A nauseous twinge flutters my stomach. After three years, I’ve gotten accustomed to working cases like his. At first, it was difficult. I didn’t think I could separate myself from the victims. But time has a way of distancing those acute emotions, dulling them into a bearable ache.
Besides, over the years, I’ve had more important things to worry about other than myself.
I make my way toward the back wall set up like a bar. I’ll just cash out. Pay up the two Cokes on my tab, then sneak out the side exit. That’s the plan. The women in my department won’t even notice. Or maybe they’ll be grateful. Awkward Alexis isn’t around to encroach on their attempts to get laid.
I spot them dancing in a group. Chelsea is the most noticeable. She holds her red plastic cup above her head as she sways her enormous hips. I don’t feel so bad thinking it now. Her laugh can be heard over the music, and for the second that our eyes lock, she smiles, but I swear it’s a smirk—like she knows just how uncomfortable I am and all she has to do is say one nice word to me… Then she’s dancing again, ignoring me and shaking her ass at Ronnie, another paralegal in our department.
A pain sears my chest, and I hate that what they think matters. That I just can’t be one of them. How much easier would my life be?
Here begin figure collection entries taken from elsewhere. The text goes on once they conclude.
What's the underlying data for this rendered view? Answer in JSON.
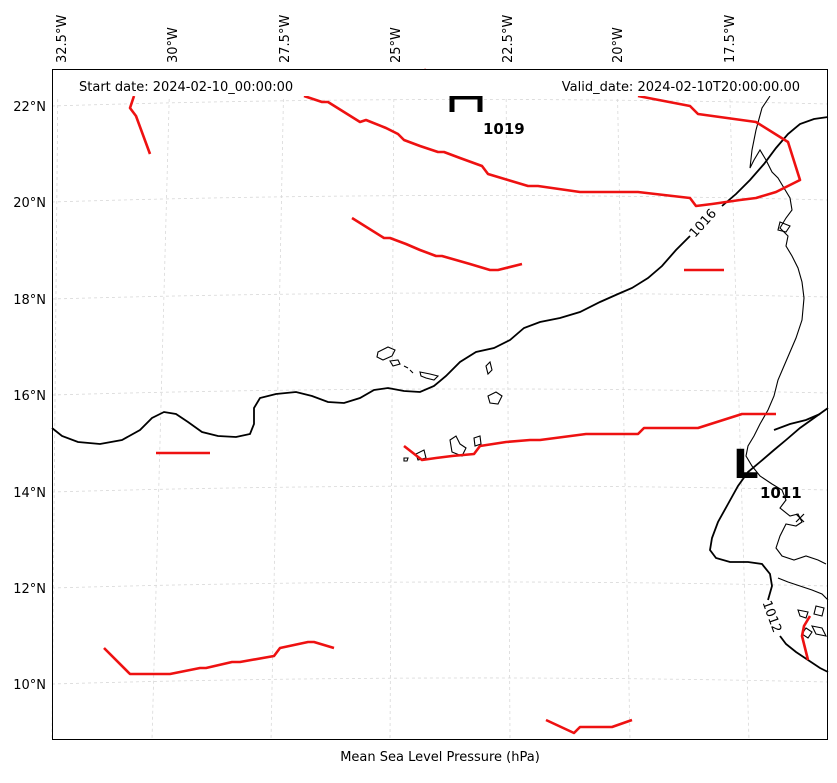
{
  "header": {
    "start_date": "Start date: 2024-02-10_00:00:00",
    "valid_date": "Valid_date: 2024-02-10T20:00:00.00"
  },
  "footer": {
    "caption": "Mean Sea Level Pressure (hPa)"
  },
  "axes": {
    "lon_labels": [
      "32.5°W",
      "30°W",
      "27.5°W",
      "25°W",
      "22.5°W",
      "20°W",
      "17.5°W"
    ],
    "lat_labels": [
      "22°N",
      "20°N",
      "18°N",
      "16°N",
      "14°N",
      "12°N",
      "10°N"
    ]
  },
  "pressure_centers": {
    "high": {
      "letter": "H",
      "value": "1019"
    },
    "low": {
      "letter": "L",
      "value": "1011"
    }
  },
  "isobars": {
    "north": {
      "label": "1016"
    },
    "south": {
      "label": "1012"
    }
  },
  "colors": {
    "fronts": "#ee1111",
    "isobars": "#000000",
    "grid": "#d8d8d8"
  }
}
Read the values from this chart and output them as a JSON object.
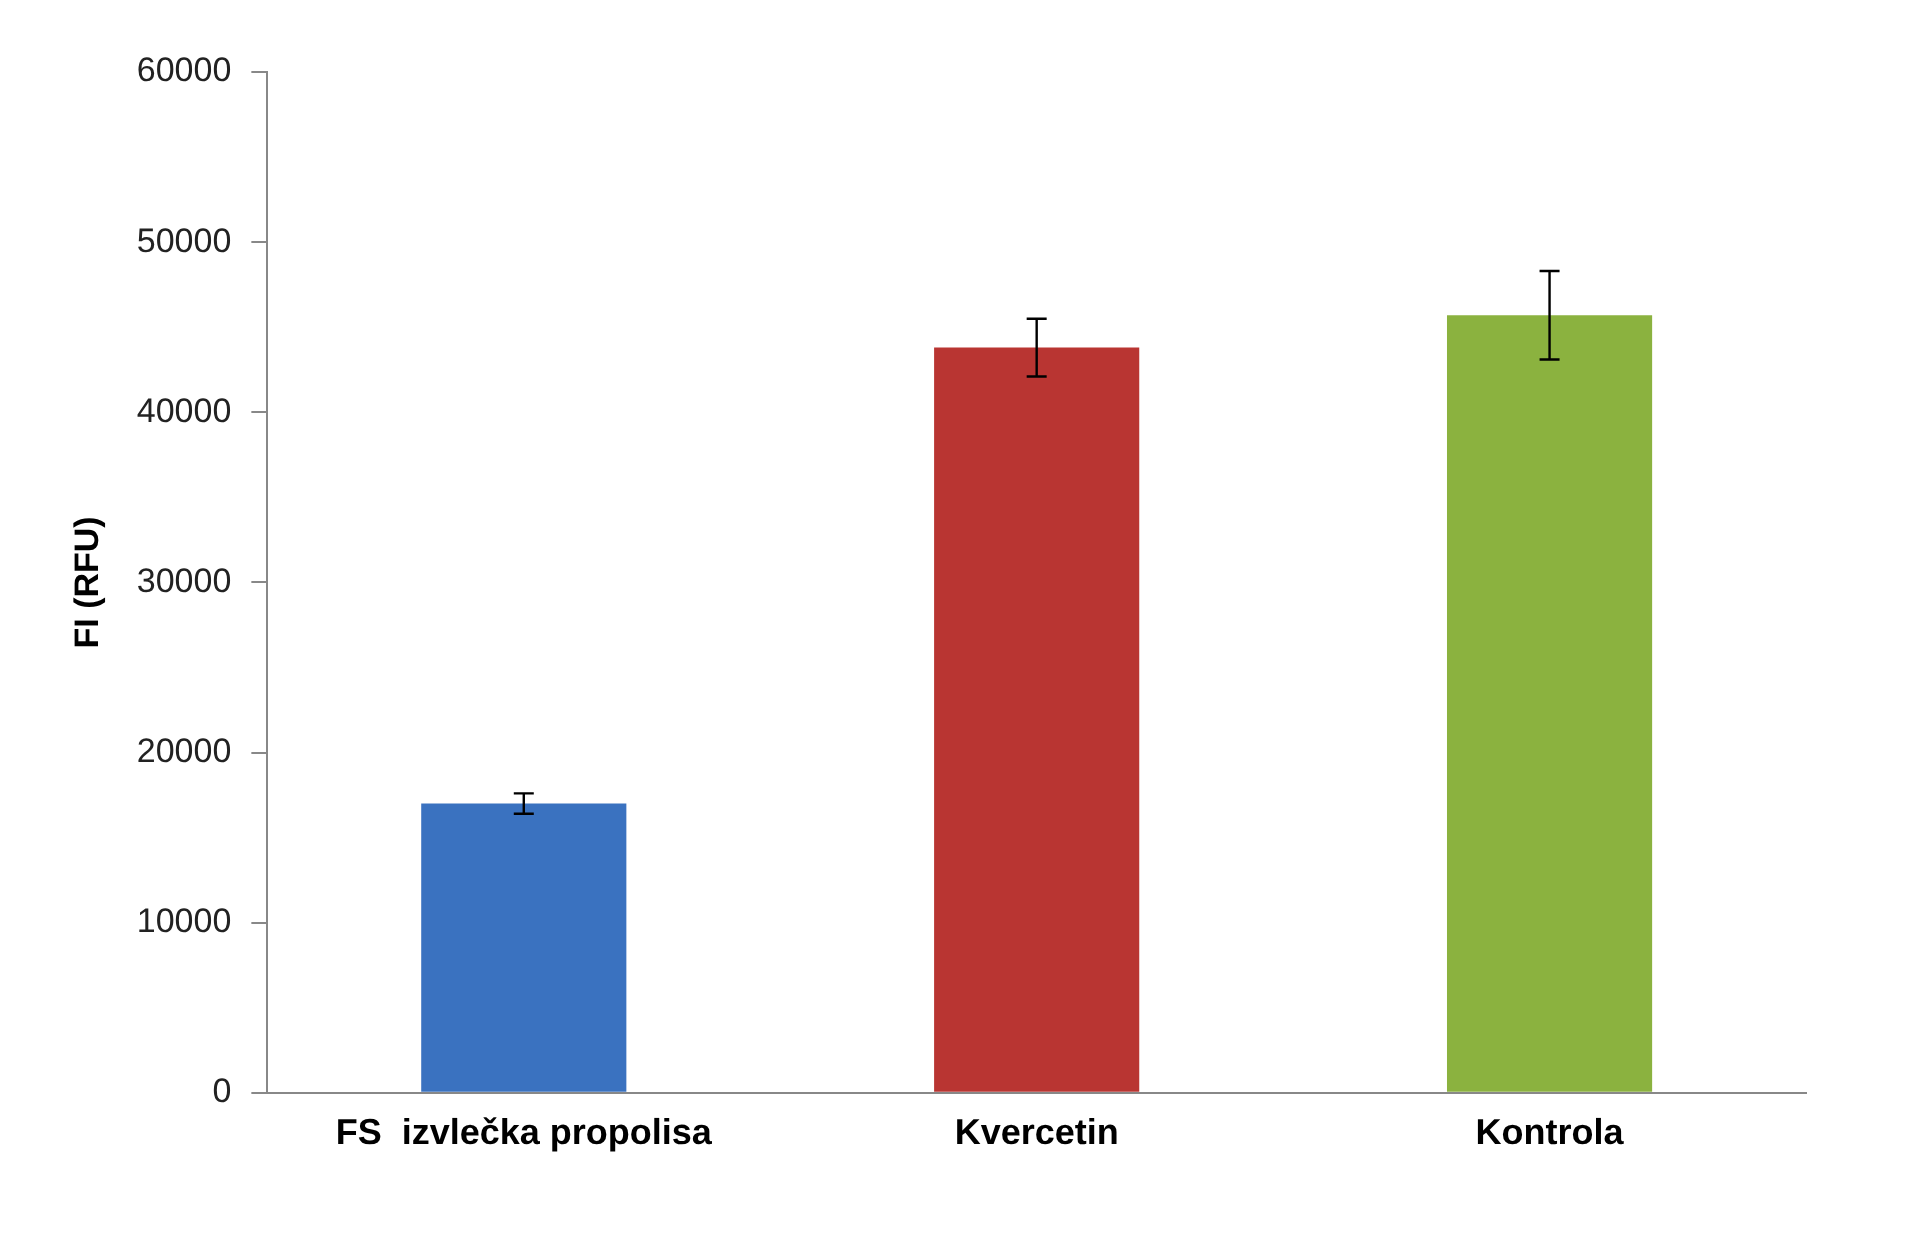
{
  "chart_data": {
    "type": "bar",
    "ylabel": "FI (RFU)",
    "categories": [
      "FS  izvlečka propolisa",
      "Kvercetin",
      "Kontrola"
    ],
    "values": [
      17000,
      43800,
      45700
    ],
    "colors": [
      "#3a72c0",
      "#b93532",
      "#8bb23f"
    ],
    "errors": [
      600,
      1700,
      2600
    ],
    "ylim": [
      0,
      60000
    ],
    "yticks": [
      0,
      10000,
      20000,
      30000,
      40000,
      50000,
      60000
    ],
    "grid": false,
    "legend": false
  }
}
I’m not a ladder climber, though. Like the rest of her flock. A lot of people have started where I am now, and in under a year, they’re above me. I take orders from those I’ve trained. They’re always friendly at the beginning. Then as soon as a promotion pans out, after months of kissing ass and stroking egos, they don’t even remember my name when sending a memo.
At least Chelsea knows that much. Then again, she hasn’t slept her way to the top. Yet.
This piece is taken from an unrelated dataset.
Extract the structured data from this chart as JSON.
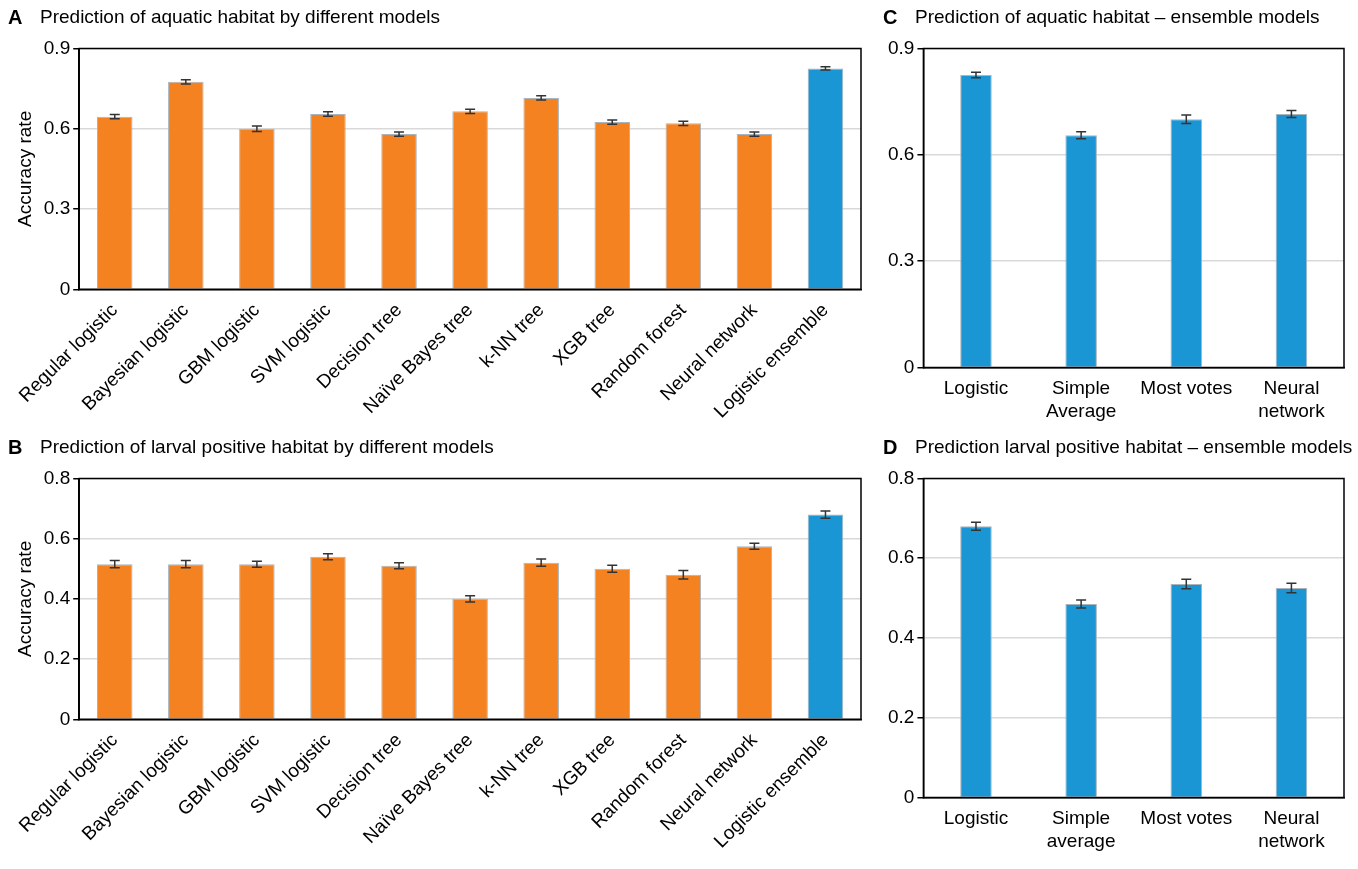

This whole firm is something right out of the fifties. The pretty ones—that I swear have no paralegal training whatsoever—rise right to the top. They’re groomed and mentored to work with the partners.
Maybe that’s how it is at every law firm ran by an all-male partnership. Just because the world claims times have changed, doesn’t mean they have.
And right on cue, as if he senses my thoughts drifting to him, I meet his arctic blue eyes across the crowd. Chase’s gaze locks on to me in a predatory fashion. Heat simmers beneath my skin as he openly assesses me. Unnerved, I fight my own will to look away. As I always do.
But not tonight. His current is too strong—the rising music too powerful, heightening my emotions, liquefying my nerves until I feel trapped. Unable to escape his pull.
I’m no better than the ladder climbers sleeping their way to the top. Frankly, I’m worse. And pathetically so. At least they have the courage to act on their fantasies, rather than sneaking glimpses at one of their bosses for…what? So I can swoon over him in the privacy of my own, twisted mind?
That thought is a splash of cold reality, and I lower my eyes to the floor, escaping as quickly as possible. I keep my gaze down as I weave my way through the gyrating bodies, the ground shifting annoyingly with the flashing dots of lights. And as if I willed it to happen, that cold splash finds me.
I stumble into someone and liquid soaks the front of my dress. The scent of alcohol stings my nose. But I’m too concerned about the person I ran into to care. “I’m so sorry.” I try to pick up his cup and we knock heads.
“It’s fine,” he says, sloppily waving a hand before he palms his forehead. “Leave it. That’s what the cleanup crew is for, right?” His glassy eyes squint as a full smile spreads his lips.